To be honest with you, I tend not really to talk about that. Not really in a pretentious, trying-to-be-enigmatic way, but [our songwriting process] is kind of the only thing that we have left now, you know? We've created this world and we don't like to be perceived as four individuals; we like to be perceived as a unit. It's so cliche to say that we're brothers, but we've lived pretty much in the same house for about 10 years...that's the one thing that we've got. We write together, and I'd have to think about it a lot in order explain how we wrote. But that's not really remotely being clandestine!
You mentioned at your NYC show that the new album was inspired by John Hughes. Is this your brat pack album?.
Yeah, John Hughes, I fell in love with music through film. I think there are certain records and certain songs that can take you to a nostalgic place, they have a certain amount of antiquity to them that's really really special for people. I grew up with those movies and we really wanted to make a record that made us feel in the same way that that does. So it's very heavily inspired by the visuals of John Hughes, and we're obsessed with the '80s, the great '80s, because the '80s have been totally exploited in dance music and fashion in the past five or six years, but nobody has done anything like when Peter Gabriel was doing "Soul" or Michael Jackson was doing "Bad." And I suppose in a kind of really arrogant way, we kind of wanted to do the same kind of record.
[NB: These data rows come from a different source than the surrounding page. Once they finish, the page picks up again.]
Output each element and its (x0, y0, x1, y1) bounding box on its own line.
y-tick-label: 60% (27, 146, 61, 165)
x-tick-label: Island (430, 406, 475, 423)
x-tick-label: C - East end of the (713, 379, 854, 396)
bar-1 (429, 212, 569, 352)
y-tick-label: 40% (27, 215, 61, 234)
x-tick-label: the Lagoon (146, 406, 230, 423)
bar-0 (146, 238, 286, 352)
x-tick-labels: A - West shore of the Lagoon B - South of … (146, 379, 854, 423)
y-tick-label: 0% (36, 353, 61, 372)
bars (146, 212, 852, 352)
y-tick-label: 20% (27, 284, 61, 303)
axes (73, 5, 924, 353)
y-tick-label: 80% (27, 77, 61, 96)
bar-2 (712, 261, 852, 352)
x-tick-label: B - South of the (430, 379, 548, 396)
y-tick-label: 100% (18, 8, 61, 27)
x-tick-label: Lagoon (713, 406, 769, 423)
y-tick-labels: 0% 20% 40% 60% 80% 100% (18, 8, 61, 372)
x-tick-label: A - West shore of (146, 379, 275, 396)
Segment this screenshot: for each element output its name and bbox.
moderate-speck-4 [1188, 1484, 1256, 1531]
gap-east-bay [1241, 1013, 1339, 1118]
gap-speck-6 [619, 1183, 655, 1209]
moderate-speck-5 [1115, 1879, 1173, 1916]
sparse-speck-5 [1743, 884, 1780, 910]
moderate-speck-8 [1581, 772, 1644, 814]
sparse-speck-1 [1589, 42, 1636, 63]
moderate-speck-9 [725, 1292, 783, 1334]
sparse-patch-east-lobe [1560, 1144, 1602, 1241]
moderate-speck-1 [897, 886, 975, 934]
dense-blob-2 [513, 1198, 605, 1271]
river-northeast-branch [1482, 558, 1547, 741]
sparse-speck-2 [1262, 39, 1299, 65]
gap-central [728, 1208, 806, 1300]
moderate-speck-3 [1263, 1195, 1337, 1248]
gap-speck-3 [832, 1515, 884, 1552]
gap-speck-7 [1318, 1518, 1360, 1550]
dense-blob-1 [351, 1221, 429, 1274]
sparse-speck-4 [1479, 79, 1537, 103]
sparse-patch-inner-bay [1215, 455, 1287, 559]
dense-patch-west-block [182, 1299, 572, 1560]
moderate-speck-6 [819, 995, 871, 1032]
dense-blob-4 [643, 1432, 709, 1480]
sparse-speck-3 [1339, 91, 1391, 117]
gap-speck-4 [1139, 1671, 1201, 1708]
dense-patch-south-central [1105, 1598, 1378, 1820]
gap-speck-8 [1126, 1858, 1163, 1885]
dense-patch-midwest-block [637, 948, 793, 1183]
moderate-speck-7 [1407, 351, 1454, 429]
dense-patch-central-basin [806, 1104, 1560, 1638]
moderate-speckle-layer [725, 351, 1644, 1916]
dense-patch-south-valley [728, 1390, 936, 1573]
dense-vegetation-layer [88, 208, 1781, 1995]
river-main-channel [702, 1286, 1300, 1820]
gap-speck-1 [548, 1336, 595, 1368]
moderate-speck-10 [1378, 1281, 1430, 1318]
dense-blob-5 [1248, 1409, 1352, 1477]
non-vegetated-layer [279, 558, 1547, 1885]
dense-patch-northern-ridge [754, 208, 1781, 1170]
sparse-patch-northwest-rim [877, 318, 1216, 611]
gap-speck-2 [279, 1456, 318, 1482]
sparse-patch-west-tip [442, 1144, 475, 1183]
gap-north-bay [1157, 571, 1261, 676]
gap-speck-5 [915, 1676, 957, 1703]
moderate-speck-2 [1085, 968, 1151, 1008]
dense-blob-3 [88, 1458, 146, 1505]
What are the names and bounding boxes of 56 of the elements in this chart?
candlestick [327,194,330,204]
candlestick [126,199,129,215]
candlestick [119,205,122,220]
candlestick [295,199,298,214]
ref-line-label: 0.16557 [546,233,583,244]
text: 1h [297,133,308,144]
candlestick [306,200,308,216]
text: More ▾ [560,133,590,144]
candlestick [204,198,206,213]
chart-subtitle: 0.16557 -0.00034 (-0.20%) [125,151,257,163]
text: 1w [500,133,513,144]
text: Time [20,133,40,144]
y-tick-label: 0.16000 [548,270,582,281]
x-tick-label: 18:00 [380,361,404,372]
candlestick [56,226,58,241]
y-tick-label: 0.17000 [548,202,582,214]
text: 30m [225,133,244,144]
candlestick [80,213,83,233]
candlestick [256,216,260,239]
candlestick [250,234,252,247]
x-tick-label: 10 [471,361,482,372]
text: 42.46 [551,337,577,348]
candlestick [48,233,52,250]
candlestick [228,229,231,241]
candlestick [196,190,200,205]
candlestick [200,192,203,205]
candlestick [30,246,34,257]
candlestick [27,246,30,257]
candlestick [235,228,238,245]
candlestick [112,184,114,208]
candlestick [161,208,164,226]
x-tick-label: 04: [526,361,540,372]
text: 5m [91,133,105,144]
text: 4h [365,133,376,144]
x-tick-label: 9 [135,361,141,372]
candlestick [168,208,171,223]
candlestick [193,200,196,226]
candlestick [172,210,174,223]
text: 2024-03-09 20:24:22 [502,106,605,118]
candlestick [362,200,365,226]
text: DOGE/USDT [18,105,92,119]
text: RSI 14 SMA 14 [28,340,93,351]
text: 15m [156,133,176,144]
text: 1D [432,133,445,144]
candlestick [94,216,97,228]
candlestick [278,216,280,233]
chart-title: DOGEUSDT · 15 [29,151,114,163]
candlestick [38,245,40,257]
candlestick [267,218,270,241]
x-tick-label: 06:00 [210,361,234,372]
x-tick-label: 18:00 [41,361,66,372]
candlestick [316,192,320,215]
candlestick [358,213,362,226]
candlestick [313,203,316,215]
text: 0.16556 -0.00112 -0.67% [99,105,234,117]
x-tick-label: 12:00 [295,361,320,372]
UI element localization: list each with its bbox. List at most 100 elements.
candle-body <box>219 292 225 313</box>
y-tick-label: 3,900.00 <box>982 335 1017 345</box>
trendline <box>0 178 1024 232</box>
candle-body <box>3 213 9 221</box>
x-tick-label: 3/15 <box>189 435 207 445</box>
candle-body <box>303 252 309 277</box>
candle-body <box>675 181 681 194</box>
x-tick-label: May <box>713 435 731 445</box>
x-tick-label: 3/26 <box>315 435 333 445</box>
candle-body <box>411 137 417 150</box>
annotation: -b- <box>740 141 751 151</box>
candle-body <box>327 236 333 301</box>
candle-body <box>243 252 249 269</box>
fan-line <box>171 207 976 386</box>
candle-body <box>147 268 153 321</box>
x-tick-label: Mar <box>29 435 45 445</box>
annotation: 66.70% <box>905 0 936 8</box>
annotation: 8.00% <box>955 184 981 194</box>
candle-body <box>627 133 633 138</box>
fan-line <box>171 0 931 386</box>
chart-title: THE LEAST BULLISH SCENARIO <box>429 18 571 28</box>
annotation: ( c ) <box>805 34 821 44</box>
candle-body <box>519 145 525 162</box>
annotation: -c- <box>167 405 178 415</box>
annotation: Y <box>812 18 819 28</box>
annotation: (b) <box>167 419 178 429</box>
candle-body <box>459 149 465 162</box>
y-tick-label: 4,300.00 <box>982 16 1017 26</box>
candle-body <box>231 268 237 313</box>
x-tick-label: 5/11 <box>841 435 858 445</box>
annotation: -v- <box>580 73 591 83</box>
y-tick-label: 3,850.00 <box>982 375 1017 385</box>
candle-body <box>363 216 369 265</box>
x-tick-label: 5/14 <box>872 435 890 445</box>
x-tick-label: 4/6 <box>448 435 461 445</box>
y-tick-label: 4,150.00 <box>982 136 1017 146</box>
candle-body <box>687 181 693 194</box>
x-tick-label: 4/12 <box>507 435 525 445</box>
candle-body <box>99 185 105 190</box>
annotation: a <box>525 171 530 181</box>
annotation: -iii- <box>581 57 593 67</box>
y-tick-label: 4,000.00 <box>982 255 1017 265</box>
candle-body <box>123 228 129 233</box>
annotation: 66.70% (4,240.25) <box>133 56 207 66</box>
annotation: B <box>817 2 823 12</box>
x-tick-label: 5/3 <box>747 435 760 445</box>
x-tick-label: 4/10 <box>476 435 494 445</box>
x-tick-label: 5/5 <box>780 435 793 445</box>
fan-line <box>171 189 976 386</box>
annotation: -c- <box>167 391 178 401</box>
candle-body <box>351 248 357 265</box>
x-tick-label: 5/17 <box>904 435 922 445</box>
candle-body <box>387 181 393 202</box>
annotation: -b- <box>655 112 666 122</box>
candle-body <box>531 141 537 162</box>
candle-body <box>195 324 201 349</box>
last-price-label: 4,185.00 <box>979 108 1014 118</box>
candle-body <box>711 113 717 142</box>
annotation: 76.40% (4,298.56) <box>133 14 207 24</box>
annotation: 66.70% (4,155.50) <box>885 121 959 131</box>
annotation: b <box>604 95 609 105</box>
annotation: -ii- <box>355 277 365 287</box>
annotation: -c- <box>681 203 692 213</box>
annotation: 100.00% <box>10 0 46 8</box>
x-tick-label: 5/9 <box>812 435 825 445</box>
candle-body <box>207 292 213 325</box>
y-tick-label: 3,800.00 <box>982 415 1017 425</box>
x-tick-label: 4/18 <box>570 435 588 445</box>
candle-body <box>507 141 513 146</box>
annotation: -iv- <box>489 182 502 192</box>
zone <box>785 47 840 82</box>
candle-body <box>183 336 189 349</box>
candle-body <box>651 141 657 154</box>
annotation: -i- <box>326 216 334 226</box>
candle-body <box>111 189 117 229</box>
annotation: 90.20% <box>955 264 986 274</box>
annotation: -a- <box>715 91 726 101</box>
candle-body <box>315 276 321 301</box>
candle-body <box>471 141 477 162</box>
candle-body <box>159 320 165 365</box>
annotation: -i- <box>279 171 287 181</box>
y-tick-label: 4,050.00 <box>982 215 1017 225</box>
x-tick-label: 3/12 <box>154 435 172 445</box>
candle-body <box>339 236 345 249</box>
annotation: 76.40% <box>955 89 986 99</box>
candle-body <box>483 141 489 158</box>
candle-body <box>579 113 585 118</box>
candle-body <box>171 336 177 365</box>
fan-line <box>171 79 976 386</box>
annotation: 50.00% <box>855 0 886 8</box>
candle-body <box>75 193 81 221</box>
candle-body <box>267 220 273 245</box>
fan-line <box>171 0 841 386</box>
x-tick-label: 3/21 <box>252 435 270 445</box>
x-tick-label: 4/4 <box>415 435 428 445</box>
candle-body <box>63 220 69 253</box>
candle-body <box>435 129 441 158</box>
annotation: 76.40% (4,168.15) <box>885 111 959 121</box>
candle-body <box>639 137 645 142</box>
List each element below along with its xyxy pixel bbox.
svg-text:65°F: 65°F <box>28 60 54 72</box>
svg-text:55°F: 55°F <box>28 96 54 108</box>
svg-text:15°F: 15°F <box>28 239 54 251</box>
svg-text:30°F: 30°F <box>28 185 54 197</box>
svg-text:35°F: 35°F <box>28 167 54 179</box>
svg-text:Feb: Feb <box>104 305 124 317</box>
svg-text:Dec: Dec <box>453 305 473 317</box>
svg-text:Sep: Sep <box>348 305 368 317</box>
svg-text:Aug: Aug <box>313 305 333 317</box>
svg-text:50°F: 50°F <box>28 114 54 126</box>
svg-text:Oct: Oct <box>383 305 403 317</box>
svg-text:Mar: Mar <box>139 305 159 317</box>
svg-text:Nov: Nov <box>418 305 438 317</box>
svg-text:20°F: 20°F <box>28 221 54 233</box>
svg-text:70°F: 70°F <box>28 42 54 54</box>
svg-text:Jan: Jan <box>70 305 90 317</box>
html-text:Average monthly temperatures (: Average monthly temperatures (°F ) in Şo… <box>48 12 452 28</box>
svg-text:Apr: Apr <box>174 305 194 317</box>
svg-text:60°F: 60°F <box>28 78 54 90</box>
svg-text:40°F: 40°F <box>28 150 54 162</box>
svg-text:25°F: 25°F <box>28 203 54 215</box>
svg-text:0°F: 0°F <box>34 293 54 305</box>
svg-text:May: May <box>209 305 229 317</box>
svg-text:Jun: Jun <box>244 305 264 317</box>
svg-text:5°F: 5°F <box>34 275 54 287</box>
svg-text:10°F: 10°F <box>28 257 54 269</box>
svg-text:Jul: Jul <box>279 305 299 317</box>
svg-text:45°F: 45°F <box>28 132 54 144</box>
But remember, we didn't even really cared if [the music] went out or not, we just wanted to make vicious pop record. I think we've done it--well, we've done it for us, anyways.
Do you think that, as a band, you have that potential to reach that same level?
Yeah. Because if I didn't, I don't think we would have gotten here. I do think we have the potential, and the day that I stop believing that is the day that we lose our conviction. I don't know if I want to be really famous; I'd like the 1975 to be huge, but [take] Brian Johnson, the lead singer of AC/DC, he's got the perfect life: I've walked down the street with him and nobody recognizes him. He's the fucking lead singer of AC/DC! But I'm all haircuts and leather jackets and I can't avoid it. I dunno. I'm like any human being, I don't like being judged very much. And it scares me a little bit, but I've just got to take it in strides.
With the album stewing for a while, is it going to be weird for you once it comes out in August?
I mean, it's the love affair of my adult life. Every single song on that album at one point or another has been the most important thing in my life at that time. So after that's gone, that would be like using a part of myself. It'll be strange, it'll be unsettling, but it will be exciting.